For better or worse, employees are the first (and sometime final) safeguard against digital incursion – and hackers know it. Cybercriminals are a sneaky bunch. More often than not, they will exploit your company’s weak spots rather than launch a full-scale assault against your security solutions. And what is your weakest link? Sadly, research shows that employee negligence is one of the leading causes of data breach.
It’s no wonder why phishing scams, Trojan downloads and social engineering scams are often aimed at employees. These simple hacker tricks not only lead to infected devices and leaked emails, it can also expose enormous amounts of data on your customers (just ask Yahoo or DropBox). Below are a few of the simplest steps employees can take to prevent advanced security attacks from crippling their organizations.
Urge Users to Create Better Passwords
This tip appears in nearly every cybersecurity guide, but not enough people follow it. All too often employees develop weak passwords and reuse them for multiple sites and services; which means hackers can decode your login information with an automated brute force attack and then shop your password around to unlock as many sites as possible.
How would you fare? Would a hacker be able to access your work email, your social media pages, your bank account? Consider using stronger and different passphrases for all your accounts. If you have trouble keeping these in order, try using a password manager.
Don’t Get Lazy, Update Your Software
Nothing is more annoying than software notifications disrupting your work flow to ask you to update your programs. You hit ‘remind me tomorrow’ but you are really saying ‘leave me alone!’ Why are they so persistent?
As it turns out, software updates are vital to the health of your company. Software developers regularly release security updates and patches for their programs; and the hacker community is deftly aware of these security gaps. If you want to prevent advance security attacks, update your programs regularly or turn on automatic updates.
Bring Shadow IT Out of the Dark
Your company probably provides a list of approved programs for your employees including chat services, box services and more. Still, your employees likely have their own favorite products and services. Maybe it’s just easier to chat over an open source platform or store files in an unapproved cloud. But who knows if these programs are trustworthy? Even if they are, it is nearly impossible for IT departments to manage and secure these rogue platforms from cyberattack.

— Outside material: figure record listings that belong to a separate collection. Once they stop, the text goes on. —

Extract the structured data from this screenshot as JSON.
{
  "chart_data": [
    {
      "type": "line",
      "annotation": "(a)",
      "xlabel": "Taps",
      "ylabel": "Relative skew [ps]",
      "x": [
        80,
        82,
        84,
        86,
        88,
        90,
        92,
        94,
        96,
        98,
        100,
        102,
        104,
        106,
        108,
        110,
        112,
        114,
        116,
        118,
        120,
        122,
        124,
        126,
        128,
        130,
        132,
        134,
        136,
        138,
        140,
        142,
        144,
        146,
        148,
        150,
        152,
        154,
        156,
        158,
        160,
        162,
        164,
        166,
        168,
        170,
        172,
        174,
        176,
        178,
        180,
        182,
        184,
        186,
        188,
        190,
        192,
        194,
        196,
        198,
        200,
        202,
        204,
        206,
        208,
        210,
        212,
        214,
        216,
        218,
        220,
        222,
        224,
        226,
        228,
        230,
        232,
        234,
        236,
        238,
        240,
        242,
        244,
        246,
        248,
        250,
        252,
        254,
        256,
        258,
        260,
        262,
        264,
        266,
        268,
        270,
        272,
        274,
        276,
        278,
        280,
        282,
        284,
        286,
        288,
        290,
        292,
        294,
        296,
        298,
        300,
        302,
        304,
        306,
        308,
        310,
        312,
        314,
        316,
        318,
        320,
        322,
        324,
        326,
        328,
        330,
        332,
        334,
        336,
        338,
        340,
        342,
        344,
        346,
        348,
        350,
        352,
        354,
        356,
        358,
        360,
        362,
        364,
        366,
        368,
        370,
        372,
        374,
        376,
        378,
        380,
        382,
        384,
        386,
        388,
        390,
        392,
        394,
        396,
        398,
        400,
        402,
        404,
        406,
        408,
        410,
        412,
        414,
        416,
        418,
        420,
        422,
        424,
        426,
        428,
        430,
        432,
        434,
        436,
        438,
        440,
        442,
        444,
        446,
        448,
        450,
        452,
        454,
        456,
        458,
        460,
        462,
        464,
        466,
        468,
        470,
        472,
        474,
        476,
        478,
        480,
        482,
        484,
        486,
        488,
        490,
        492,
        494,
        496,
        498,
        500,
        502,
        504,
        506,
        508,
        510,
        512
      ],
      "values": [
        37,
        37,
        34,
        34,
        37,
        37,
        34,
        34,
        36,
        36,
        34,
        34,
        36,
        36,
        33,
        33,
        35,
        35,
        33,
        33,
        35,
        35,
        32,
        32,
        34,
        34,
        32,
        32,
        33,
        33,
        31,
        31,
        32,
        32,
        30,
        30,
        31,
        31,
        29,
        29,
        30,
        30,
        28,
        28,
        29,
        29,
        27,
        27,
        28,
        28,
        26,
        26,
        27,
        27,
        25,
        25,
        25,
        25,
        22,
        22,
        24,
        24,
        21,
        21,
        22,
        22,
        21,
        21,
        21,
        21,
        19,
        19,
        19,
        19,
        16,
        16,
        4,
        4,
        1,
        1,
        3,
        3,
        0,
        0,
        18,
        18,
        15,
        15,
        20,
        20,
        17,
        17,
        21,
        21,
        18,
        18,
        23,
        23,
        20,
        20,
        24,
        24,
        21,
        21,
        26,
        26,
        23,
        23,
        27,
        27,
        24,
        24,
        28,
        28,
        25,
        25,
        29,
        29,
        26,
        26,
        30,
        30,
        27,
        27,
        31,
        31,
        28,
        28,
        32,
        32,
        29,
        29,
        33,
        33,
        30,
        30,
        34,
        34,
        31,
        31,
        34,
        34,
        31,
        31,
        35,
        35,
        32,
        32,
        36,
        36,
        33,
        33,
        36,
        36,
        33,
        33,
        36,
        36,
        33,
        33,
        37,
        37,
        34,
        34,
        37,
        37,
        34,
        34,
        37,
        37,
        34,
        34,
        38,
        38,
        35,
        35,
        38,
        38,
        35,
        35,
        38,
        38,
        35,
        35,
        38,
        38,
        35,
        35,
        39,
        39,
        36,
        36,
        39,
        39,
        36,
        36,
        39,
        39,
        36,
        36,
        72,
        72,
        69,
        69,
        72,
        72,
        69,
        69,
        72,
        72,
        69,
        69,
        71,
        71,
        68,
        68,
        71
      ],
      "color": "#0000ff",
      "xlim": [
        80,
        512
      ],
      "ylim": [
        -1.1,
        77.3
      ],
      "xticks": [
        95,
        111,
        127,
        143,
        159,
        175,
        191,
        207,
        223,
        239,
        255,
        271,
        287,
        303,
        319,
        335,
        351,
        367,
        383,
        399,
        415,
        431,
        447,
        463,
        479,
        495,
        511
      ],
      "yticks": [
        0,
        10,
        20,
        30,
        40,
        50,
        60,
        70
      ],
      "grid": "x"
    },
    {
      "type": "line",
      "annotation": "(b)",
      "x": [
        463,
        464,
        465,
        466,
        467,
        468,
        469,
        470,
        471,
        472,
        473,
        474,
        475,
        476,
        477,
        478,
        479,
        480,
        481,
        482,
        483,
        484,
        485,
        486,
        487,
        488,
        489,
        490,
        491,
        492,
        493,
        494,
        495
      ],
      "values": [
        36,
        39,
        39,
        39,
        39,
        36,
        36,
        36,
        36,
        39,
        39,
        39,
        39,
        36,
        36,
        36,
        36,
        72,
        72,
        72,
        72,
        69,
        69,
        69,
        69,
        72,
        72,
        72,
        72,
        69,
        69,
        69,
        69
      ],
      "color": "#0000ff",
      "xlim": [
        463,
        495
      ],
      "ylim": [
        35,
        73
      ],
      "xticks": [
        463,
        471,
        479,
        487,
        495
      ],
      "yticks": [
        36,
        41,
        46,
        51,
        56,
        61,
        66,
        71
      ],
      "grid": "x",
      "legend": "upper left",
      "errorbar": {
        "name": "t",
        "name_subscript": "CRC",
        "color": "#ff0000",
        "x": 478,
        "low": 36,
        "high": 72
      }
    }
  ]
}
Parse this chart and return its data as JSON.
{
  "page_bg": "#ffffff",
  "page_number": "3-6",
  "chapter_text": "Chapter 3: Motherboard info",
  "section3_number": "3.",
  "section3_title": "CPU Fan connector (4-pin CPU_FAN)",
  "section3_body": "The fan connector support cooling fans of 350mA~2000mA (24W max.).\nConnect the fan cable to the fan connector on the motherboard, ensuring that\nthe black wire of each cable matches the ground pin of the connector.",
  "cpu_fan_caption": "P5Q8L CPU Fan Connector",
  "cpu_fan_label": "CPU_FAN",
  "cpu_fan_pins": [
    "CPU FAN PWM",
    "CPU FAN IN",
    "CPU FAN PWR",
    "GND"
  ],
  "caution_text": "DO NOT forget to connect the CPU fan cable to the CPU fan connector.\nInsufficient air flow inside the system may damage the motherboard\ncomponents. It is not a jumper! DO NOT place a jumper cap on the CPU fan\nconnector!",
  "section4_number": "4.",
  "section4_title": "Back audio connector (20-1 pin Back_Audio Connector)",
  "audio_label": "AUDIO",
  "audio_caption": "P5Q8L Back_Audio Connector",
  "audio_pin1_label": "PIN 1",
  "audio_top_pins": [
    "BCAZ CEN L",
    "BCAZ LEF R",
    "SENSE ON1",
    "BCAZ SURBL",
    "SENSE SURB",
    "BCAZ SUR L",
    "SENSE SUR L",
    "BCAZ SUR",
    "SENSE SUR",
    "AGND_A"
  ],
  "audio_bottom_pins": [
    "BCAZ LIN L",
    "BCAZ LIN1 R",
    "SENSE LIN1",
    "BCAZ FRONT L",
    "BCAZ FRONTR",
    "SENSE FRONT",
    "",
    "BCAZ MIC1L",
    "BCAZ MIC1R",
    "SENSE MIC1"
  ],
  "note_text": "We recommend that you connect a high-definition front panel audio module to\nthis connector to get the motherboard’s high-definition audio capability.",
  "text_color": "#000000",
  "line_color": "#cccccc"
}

This is what is known as Shadow IT, and it’s a big problem for companies everywhere. While it’s nearly impossible to stop your employees from using Shadow IT, at least urge them to disclose any unapproved programs to IT for better security and monitoring.
Shy Away from Public Wi-Fi
More and more offices adopt ‘work from home’ and ‘bring your own device’ policies to reduce operating costs, boost productivity and improve employee satisfaction. And it’s working! Turns out nearly 45 percent of employees regularly telecommute.
What’s troubling, however, is that more than 60 percent of web users think public internet is safe to use! Far from it, hackers often deploy ‘honeypot’ and ‘man in the middle’ attacks to fool users into joining bogus Wi-Fi- hotspots or pilfer crucial data transfers to and from your business. Yikes!
Educate your employees about the risk of public Wi-Fi and encourage them to use a virtual private network (VPN) or personal hotspot when surfing the web in public; and even then, to use caution.
Develop A Contingency Plan
Cyberattacks happen. No way around it. If you want to prevent advanced security attacks, its best to work with a reputable cybersecurity provider who can manage your defenses when you can’t. If an attack does breach your network, they can help reduce the damages, sniff out secondary attacks and get your business back on track.
Remember to develop a contingency plan. What happens after a hacker compromises your system? How do you quarantine the incident? How should it be reported? How should it be remedied? These are questions you want to ask before an incident, not after.
While there are numerous cybersecurity checklists online, it’s important to remember that protecting your business from hackers is a process rather than a one-and-done deal. By educating your employees about the risk of cybercrime you can turn your weakest links into your army of advocates.